Any Value in the Communications Rubble?
Venture capitalist Marc Andreessen famously said that “software is eating the world” back in 2011. Now the fear is that software is getting eaten by AI. A new update by AI firm Anthropic that showcased its coding prowess hit software stocks hard last week.
Is the selloff in software stocks overdone?
Let’s take a look.
I ran my customary screen of the sector’s biggest losers for the week that are still trading within 10% of their 52-week lows. The idea is to find a beaten-down gem that is poised to recover.
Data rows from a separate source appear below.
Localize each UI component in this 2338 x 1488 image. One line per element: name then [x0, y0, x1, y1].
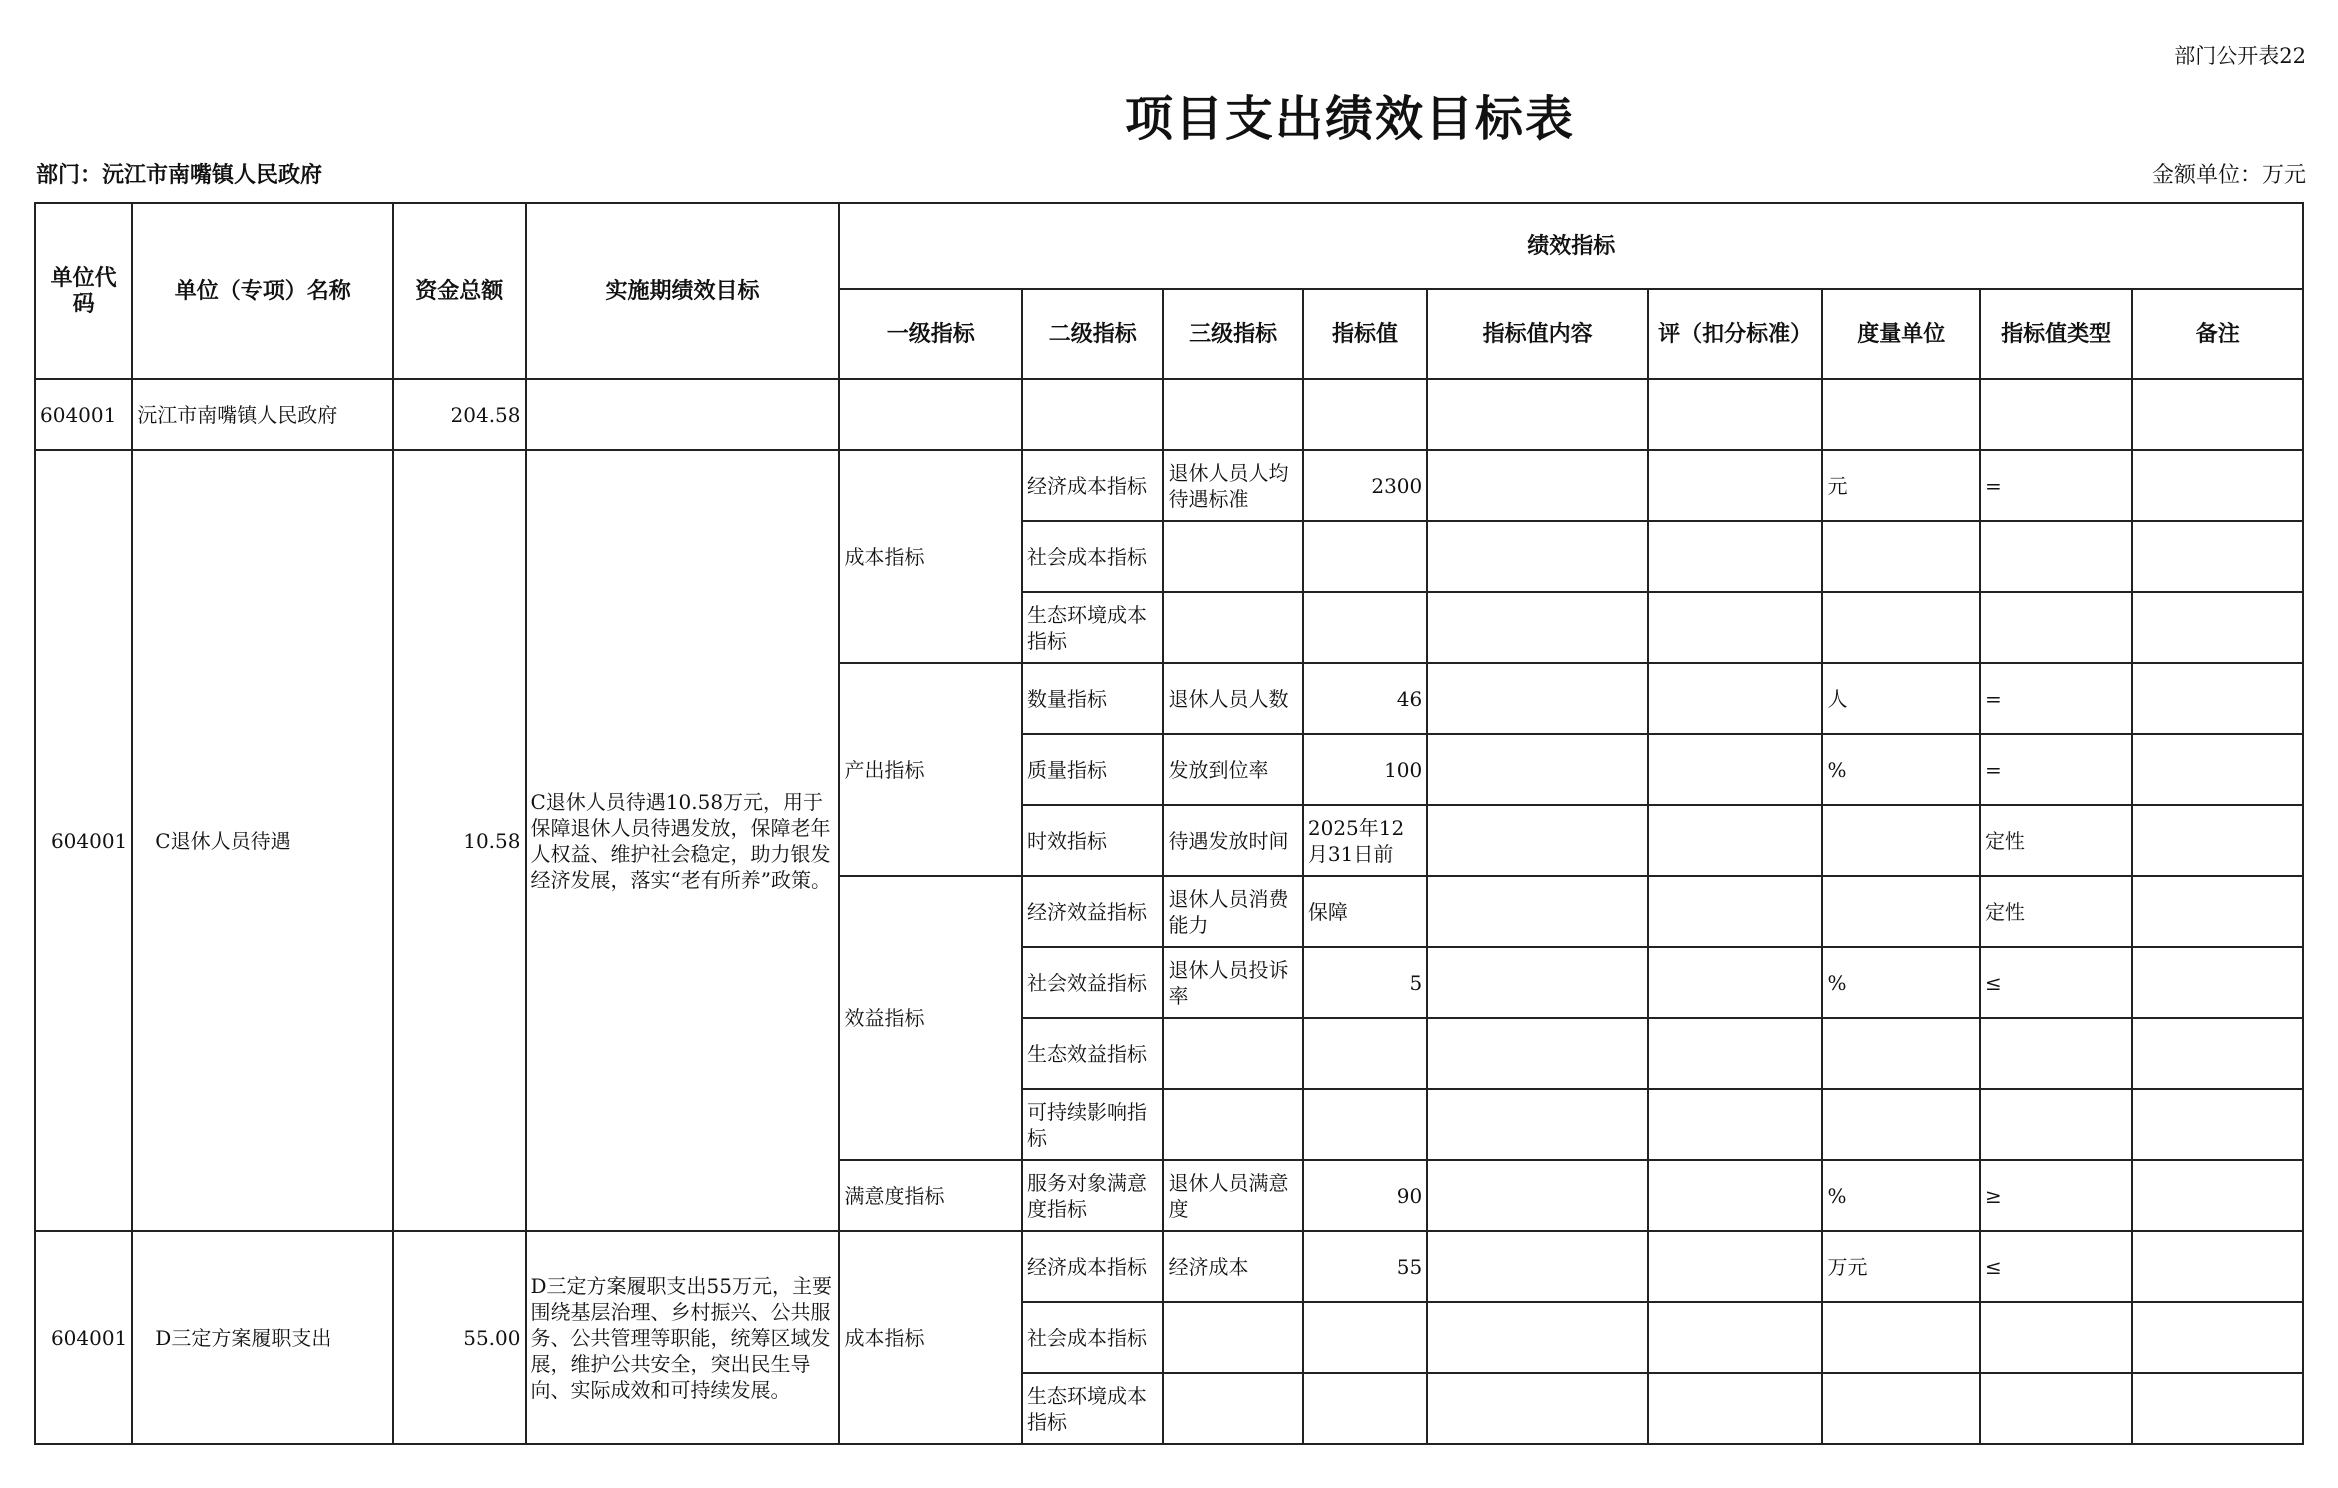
value-type: [1980, 1373, 2132, 1444]
level2-indicator: 数量指标: [1022, 663, 1163, 734]
measure-unit: [1822, 1089, 1979, 1160]
score-standard: [1648, 521, 1823, 592]
project-goal: C退休人员待遇10.58万元，用于保障退休人员待遇发放，保障老年人权益、维护社会稳定，助力银发经济发展，落实“老有所养”政策。: [526, 450, 840, 1231]
level3-indicator: 待遇发放时间: [1163, 805, 1302, 876]
note: [2132, 592, 2303, 663]
project-name: C退休人员待遇: [132, 450, 393, 1231]
indicator-value-content: [1427, 805, 1648, 876]
note: [2132, 1089, 2303, 1160]
indicator-value: 2300: [1303, 450, 1427, 521]
note: [2132, 450, 2303, 521]
level3-indicator: 退休人员消费能力: [1163, 876, 1302, 947]
indicator-value: [1303, 521, 1427, 592]
indicator-value: 5: [1303, 947, 1427, 1018]
measure-unit: [1822, 1373, 1979, 1444]
level1-indicator: 效益指标: [839, 876, 1022, 1160]
score-standard: [1648, 450, 1823, 521]
amount-unit-label: 金额单位：万元: [2151, 163, 2306, 188]
note: [2132, 734, 2303, 805]
summary-code: 604001: [35, 379, 132, 450]
indicator-value: 保障: [1303, 876, 1427, 947]
level2-indicator: 生态环境成本指标: [1022, 592, 1163, 663]
header-value-type: 指标值类型: [1980, 289, 2132, 379]
header-score: 评（扣分标准）: [1648, 289, 1823, 379]
score-standard: [1648, 876, 1823, 947]
value-type: 定性: [1980, 805, 2132, 876]
level3-indicator: 退休人员满意度: [1163, 1160, 1302, 1231]
header-level1: 一级指标: [839, 289, 1022, 379]
note: [2132, 1018, 2303, 1089]
project-total: 10.58: [393, 450, 525, 1231]
level3-indicator: 经济成本: [1163, 1231, 1302, 1302]
project-code: 604001: [35, 450, 132, 1231]
value-type: ≥: [1980, 1160, 2132, 1231]
level1-indicator: 产出指标: [839, 663, 1022, 876]
indicator-value-content: [1427, 1302, 1648, 1373]
indicator-value: [1303, 1373, 1427, 1444]
level2-indicator: 社会成本指标: [1022, 521, 1163, 592]
indicator-value-content: [1427, 1160, 1648, 1231]
summary-name: 沅江市南嘴镇人民政府: [132, 379, 393, 450]
value-type: [1980, 1089, 2132, 1160]
performance-table: [34, 202, 2304, 1445]
department-label: 部门：沅江市南嘴镇人民政府: [36, 162, 323, 188]
level2-indicator: 生态环境成本指标: [1022, 1373, 1163, 1444]
score-standard: [1648, 1231, 1823, 1302]
indicator-value-content: [1427, 876, 1648, 947]
project-name: D三定方案履职支出: [132, 1231, 393, 1444]
level2-indicator: 经济成本指标: [1022, 1231, 1163, 1302]
value-type: [1980, 1018, 2132, 1089]
summary-row: [35, 379, 2303, 450]
indicator-value: [1303, 1018, 1427, 1089]
note: [2132, 663, 2303, 734]
level2-indicator: 质量指标: [1022, 734, 1163, 805]
header-goal: 实施期绩效目标: [526, 203, 840, 379]
header-level2: 二级指标: [1022, 289, 1163, 379]
measure-unit: 人: [1822, 663, 1979, 734]
level2-indicator: 经济效益指标: [1022, 876, 1163, 947]
indicator-value-content: [1427, 1373, 1648, 1444]
indicator-value-content: [1427, 1018, 1648, 1089]
measure-unit: %: [1822, 947, 1979, 1018]
indicator-value-content: [1427, 734, 1648, 805]
indicator-value-content: [1427, 1231, 1648, 1302]
indicator-value-content: [1427, 521, 1648, 592]
level2-indicator: 生态效益指标: [1022, 1018, 1163, 1089]
measure-unit: [1822, 1302, 1979, 1373]
score-standard: [1648, 947, 1823, 1018]
project-goal: D三定方案履职支出55万元，主要围绕基层治理、乡村振兴、公共服务、公共管理等职能，统筹区域发展，维护公共安全，突出民生导向、实际成效和可持续发展。: [526, 1231, 840, 1444]
level2-indicator: 可持续影响指标: [1022, 1089, 1163, 1160]
score-standard: [1648, 1160, 1823, 1231]
project-code: 604001: [35, 1231, 132, 1444]
note: [2132, 1302, 2303, 1373]
value-type: ≤: [1980, 1231, 2132, 1302]
indicator-value-content: [1427, 592, 1648, 663]
note: [2132, 521, 2303, 592]
level3-indicator: [1163, 1018, 1302, 1089]
indicator-value: [1303, 1089, 1427, 1160]
score-standard: [1648, 1018, 1823, 1089]
level1-indicator: 满意度指标: [839, 1160, 1022, 1231]
table-body: [35, 379, 2303, 1444]
indicator-value: 90: [1303, 1160, 1427, 1231]
measure-unit: [1822, 592, 1979, 663]
table-row: [35, 1231, 2303, 1302]
level1-indicator: 成本指标: [839, 1231, 1022, 1444]
header-performance: 绩效指标: [839, 203, 2303, 289]
header-value-content: 指标值内容: [1427, 289, 1648, 379]
note: [2132, 947, 2303, 1018]
level3-indicator: 发放到位率: [1163, 734, 1302, 805]
score-standard: [1648, 592, 1823, 663]
measure-unit: [1822, 805, 1979, 876]
note: [2132, 805, 2303, 876]
indicator-value: 55: [1303, 1231, 1427, 1302]
level2-indicator: 经济成本指标: [1022, 450, 1163, 521]
value-type: 定性: [1980, 876, 2132, 947]
value-type: =: [1980, 734, 2132, 805]
value-type: =: [1980, 663, 2132, 734]
project-total: 55.00: [393, 1231, 525, 1444]
header-total: 资金总额: [393, 203, 525, 379]
score-standard: [1648, 734, 1823, 805]
measure-unit: 元: [1822, 450, 1979, 521]
measure-unit: [1822, 521, 1979, 592]
score-standard: [1648, 1302, 1823, 1373]
level3-indicator: [1163, 592, 1302, 663]
header-name: 单位（专项）名称: [132, 203, 393, 379]
header-note: 备注: [2132, 289, 2303, 379]
score-standard: [1648, 805, 1823, 876]
form-number: 部门公开表22: [2174, 44, 2306, 68]
indicator-value: 100: [1303, 734, 1427, 805]
note: [2132, 1160, 2303, 1231]
level3-indicator: 退休人员人数: [1163, 663, 1302, 734]
score-standard: [1648, 1089, 1823, 1160]
indicator-value: [1303, 1302, 1427, 1373]
score-standard: [1648, 1373, 1823, 1444]
note: [2132, 1373, 2303, 1444]
level3-indicator: [1163, 1302, 1302, 1373]
table-row: [35, 450, 2303, 521]
indicator-value: 2025年12月31日前: [1303, 805, 1427, 876]
value-type: ≤: [1980, 947, 2132, 1018]
level2-indicator: 社会成本指标: [1022, 1302, 1163, 1373]
indicator-value-content: [1427, 663, 1648, 734]
value-type: [1980, 521, 2132, 592]
measure-unit: 万元: [1822, 1231, 1979, 1302]
header-value: 指标值: [1303, 289, 1427, 379]
note: [2132, 876, 2303, 947]
value-type: [1980, 592, 2132, 663]
indicator-value-content: [1427, 1089, 1648, 1160]
page-title: 项目支出绩效目标表: [1124, 91, 1575, 147]
indicator-value-content: [1427, 947, 1648, 1018]
level1-indicator: 成本指标: [839, 450, 1022, 663]
measure-unit: %: [1822, 734, 1979, 805]
summary-total: 204.58: [393, 379, 525, 450]
value-type: =: [1980, 450, 2132, 521]
level2-indicator: 社会效益指标: [1022, 947, 1163, 1018]
measure-unit: [1822, 1018, 1979, 1089]
note: [2132, 1231, 2303, 1302]
level3-indicator: 退休人员投诉率: [1163, 947, 1302, 1018]
indicator-value: [1303, 592, 1427, 663]
value-type: [1980, 1302, 2132, 1373]
level2-indicator: 服务对象满意度指标: [1022, 1160, 1163, 1231]
indicator-value: 46: [1303, 663, 1427, 734]
indicator-value-content: [1427, 450, 1648, 521]
header-level3: 三级指标: [1163, 289, 1302, 379]
header-measure-unit: 度量单位: [1822, 289, 1979, 379]
score-standard: [1648, 663, 1823, 734]
level3-indicator: [1163, 521, 1302, 592]
measure-unit: [1822, 876, 1979, 947]
level3-indicator: 退休人员人均待遇标准: [1163, 450, 1302, 521]
level3-indicator: [1163, 1373, 1302, 1444]
level3-indicator: [1163, 1089, 1302, 1160]
measure-unit: %: [1822, 1160, 1979, 1231]
level2-indicator: 时效指标: [1022, 805, 1163, 876]
header-code: 单位代码: [35, 203, 132, 379]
This is what popped up on my screen:
The biggest loser last week was News Corp (NWSA), the owner of Fox News, the Wall Street Journal and a host of other media properties. The woes facing traditional media are well known and not specifically tied to AI. But the damage across most of the rest was directly due to fears of AI cannibalizing their businesses. For example, video game maker Take-Two Interactive Software (TTWO) was down over 11% as investors fear the sustainability of a businesses in which gamers can effectively build their own games for free.
So, are any of these worth a look?
Not for now.
Every stock on the list is rated “Bearish” or “Neutral” on my Green Zone Power Ratings system. So, for now a little patience is warranted.